Wineka column: Songs, stories becoming a Christmas tradition
Published 12:00 am Saturday, December 1, 2012
SALISBURY — Meet Dr. Karl Hales, storyteller.
Meet Neal Wilkinson, singer.
For eight years now, with help from friends, Hales and Wilkinson have combined stories and songs to create “A Christmas Tradition” in Salisbury that’s becoming just that:
At 7 p.m. Dec. 10 and 11 at The Norvell, narrator Hales, vocalists Wilkinson and Leslie Dunkin and pianist Susan Trivette will provide the stories and music of Christmas.
The free performance is their gift to the community — in exchange for gifts.
There is no admission charge, but those attending are being asked to bring at least one canned food item for Rowan Helping Ministries. In the past, the event has raised hundreds of pounds of food for the community ministry.
“Not bad for two country boys coming to the city,” Wilkinson says.
Hales, a retired speech and communications professor at Catawba College, is known far and wide for his deep, articulate and beautiful speaking voice. Countless times, he has served as public address announcer, storyteller or master of ceremonies — from college athletic contests to public school classrooms and spelling bees.
Likewise, Wilkinson has relied on his tenor singing voice to take him places across the county and country. He has sung the national anthem in several different major league baseball parks, at college basketball games and NASCAR events.
In 2005, the longtime friends decided to combine their talents for the first time in a Christmas performance at Catawba College’s Keppel Auditorium. The weather for the one-night event didn’t cooperate, though about 100 people still managed to brave snow and ice to attend.
For the next six years, Hales and Wilkinson moved their show to a smaller venue, the Meroney Theater, and eventually offered “A Christmas Tradition” over two nights instead of one.

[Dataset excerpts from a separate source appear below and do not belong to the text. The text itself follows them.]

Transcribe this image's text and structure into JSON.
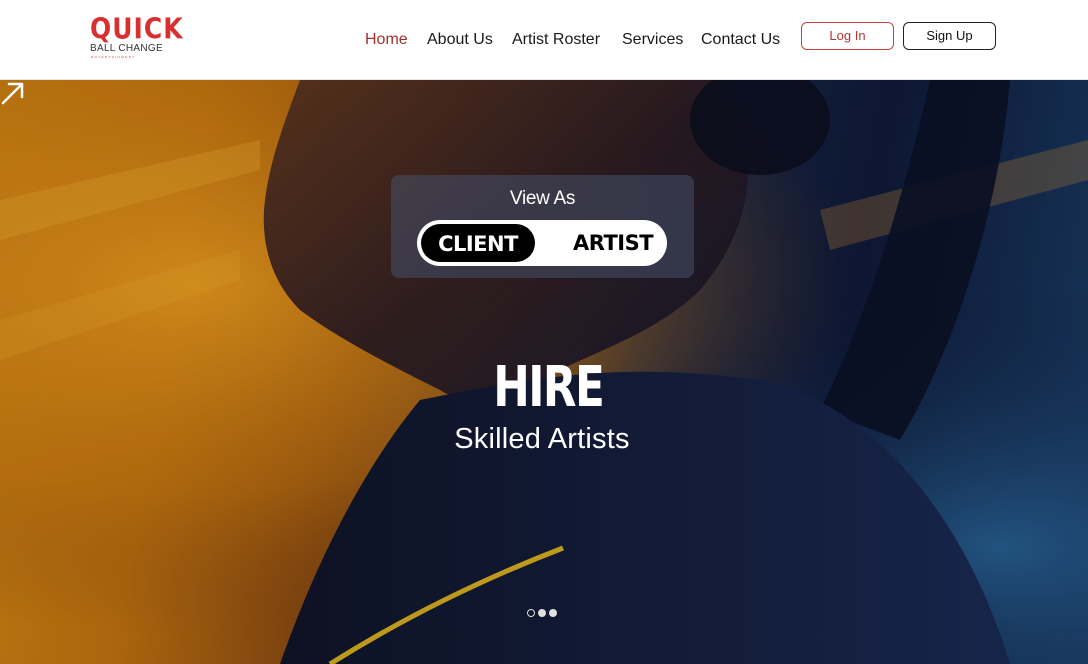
{
  "header": {
    "logo": {
      "top": "QUICK",
      "bottom": "BALL CHANGE",
      "tiny": "ENTERTAINMENT"
    },
    "nav": [
      {
        "label": "Home",
        "active": true
      },
      {
        "label": "About Us",
        "active": false
      },
      {
        "label": "Artist Roster",
        "active": false
      },
      {
        "label": "Services",
        "active": false
      },
      {
        "label": "Contact Us",
        "active": false
      }
    ],
    "login_label": "Log In",
    "signup_label": "Sign Up"
  },
  "hero": {
    "view_as": "View As",
    "toggle": {
      "options": [
        "CLIENT",
        "ARTIST"
      ],
      "selected": "CLIENT"
    },
    "headline": "HIRE",
    "subheadline": "Skilled Artists",
    "carousel": {
      "count": 3,
      "active_index": 0
    }
  },
  "colors": {
    "brand_red": "#d8302f",
    "nav_active": "#a8302c",
    "text_dark": "#1a1a1a"
  }
}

“What always intrigued me,” Wilkinson says, “was it seemed natural to blend music with his stories. It just seemed to be a natural fit.”
Singers who have joined Hales and Wilkinson over the years have included Dr. Julie Chamberlain, Dunkin and teenager McClain Miles.

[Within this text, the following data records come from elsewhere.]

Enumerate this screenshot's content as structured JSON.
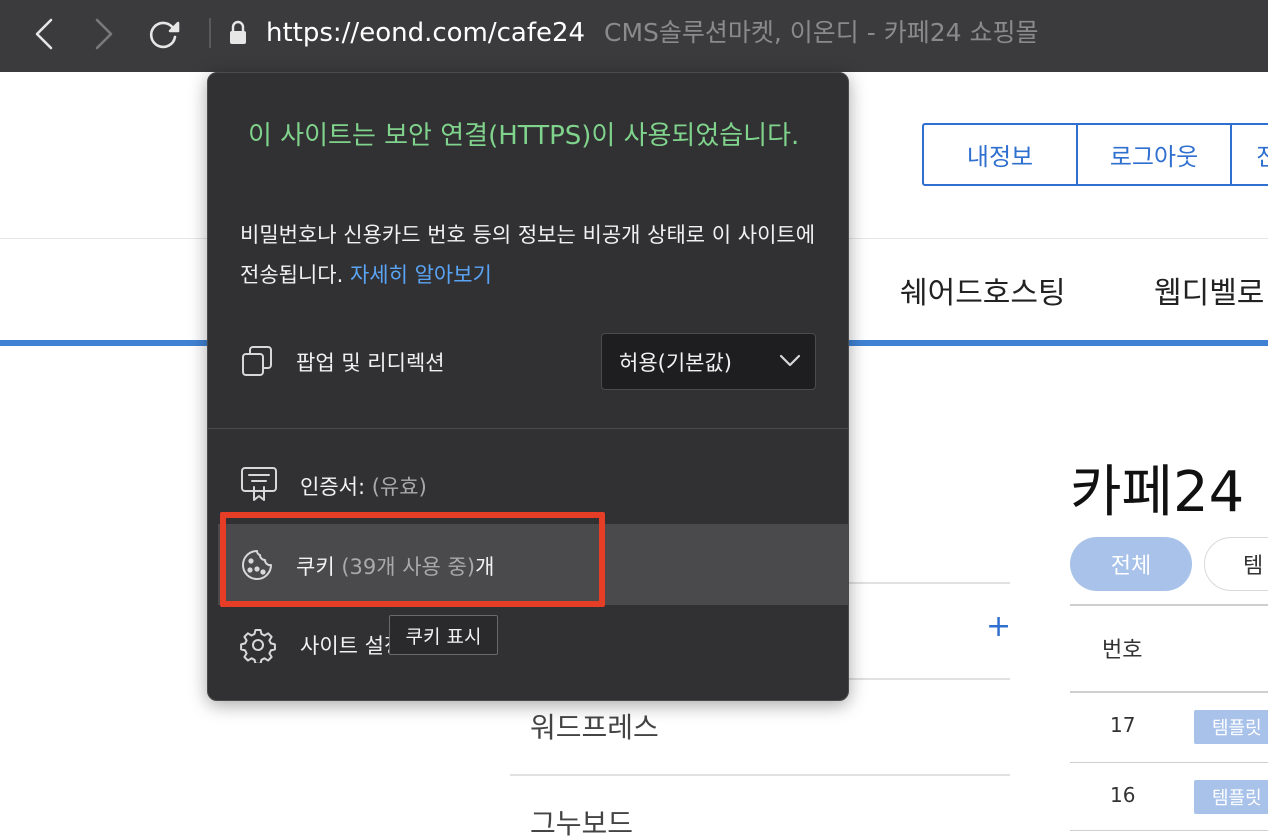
{
  "browser": {
    "back_icon": "chevron-left-icon",
    "forward_icon": "chevron-right-icon",
    "reload_icon": "reload-icon",
    "lock_icon": "lock-icon",
    "url": "https://eond.com/cafe24",
    "page_title": "CMS솔루션마켓, 이온디 - 카페24 쇼핑몰"
  },
  "page": {
    "top_buttons": [
      "내정보",
      "로그아웃",
      "진"
    ],
    "menu": [
      "쉐어드호스팅",
      "웹디벨로"
    ],
    "sidebar": [
      "워드프레스",
      "그누보드"
    ],
    "plus_label": "+",
    "heading": "카페24",
    "filters": [
      "전체",
      "템"
    ],
    "table_header_num": "번호",
    "rows": [
      {
        "num": "17",
        "badge": "템플릿"
      },
      {
        "num": "16",
        "badge": "템플릿"
      }
    ]
  },
  "popup": {
    "title": "이 사이트는 보안 연결(HTTPS)이 사용되었습니다.",
    "description": "비밀번호나 신용카드 번호 등의 정보는 비공개 상태로 이 사이트에 전송됩니다. ",
    "learn_more": "자세히 알아보기",
    "popups_label": "팝업 및 리디렉션",
    "popups_value": "허용(기본값)",
    "certificate_label": "인증서:",
    "certificate_status": "(유효)",
    "cookies_label": "쿠키",
    "cookies_count": "(39개 사용 중)",
    "cookies_suffix": "개",
    "site_settings_label": "사이트 설정",
    "tooltip": "쿠키 표시"
  },
  "colors": {
    "toolbar": "#3b3b3d",
    "popup_bg": "#313133",
    "secure_green": "#7fd38c",
    "link_blue": "#5aa4f5",
    "highlight_red": "#e63d27",
    "brand_blue": "#2f6fcf"
  }
}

Miles’ family has moved to Alabama, so she won’t be part of the group in 2012. Chamberlain was part of the show in the early years.
Now Wilkinson and Dunkin join each other in duets, along with their solo spots.
For many years, Zebbie Bondurant played the piano. Trivette took over that job last year.
The show lasts about 90 minutes. This year’s version at The Norvell, located at 135 E. Fisher St., combines 11 songs with 10 or 11 stories.
“We blend the secular and the religious,” Hales says.
But he stresses that it’s a Christmas show, and the most important thing for all the performers is celebrating the birth of Christ.
“It becomes Christmas to us when we do this,” Hales says. “This is what makes Christmas come alive for me.”
Wilkinson says everybody gets so caught up in the marketing and secular side of Christmas — and the plain “activity” behind it — that they hope their show provides a chance to pull back, have a good time, yet stay reflective.
Hales, who draws from a filing cabinet full of stories, says most of the ones he chooses are designed to pull on the heart strings.
Every year brings new stories and music, though Wilkinson says “O, Holy Night’ is always included as a song.
Wilkinson’s normal singing approach is no-nonsense, true to the music. But the secular music included in the show allows him to have some fun.
“It gives me an opportunity to do some things I don’t normally do,” Wilkinson says.
In the past, for example, Wilkinson has worn antlers, dressed up as Elvis for “Blue Christmas” and donned a blinking red nose.
One year Wilkinson had an adventure with some printed placards as he sang “Nuttin’ for Christmas,” especially when he realized the cards were out of order to the song he was singing.
Because of the crowd reaction, he incorporated the mistakes into the act the next night.
“It is live theater,” Wilkinson says. “Anything can happen.”
The performers meet, of course, for rehearsals, but Hales says his introductions to songs often vary, depending on what he senses from the crowd and the moment.
“We go with the flow — whatever happens, happens,” he says.
People routinely approach Hales and Wilkinson to tell them how much they look forward to their Christmas program, and they always see familiar faces in the audiences from in town and out of town each year.
Hales, Wilkinson and their friends surely have built another Christmas tradition.
“The true memory of Christmas drives us,” Wilkinson says.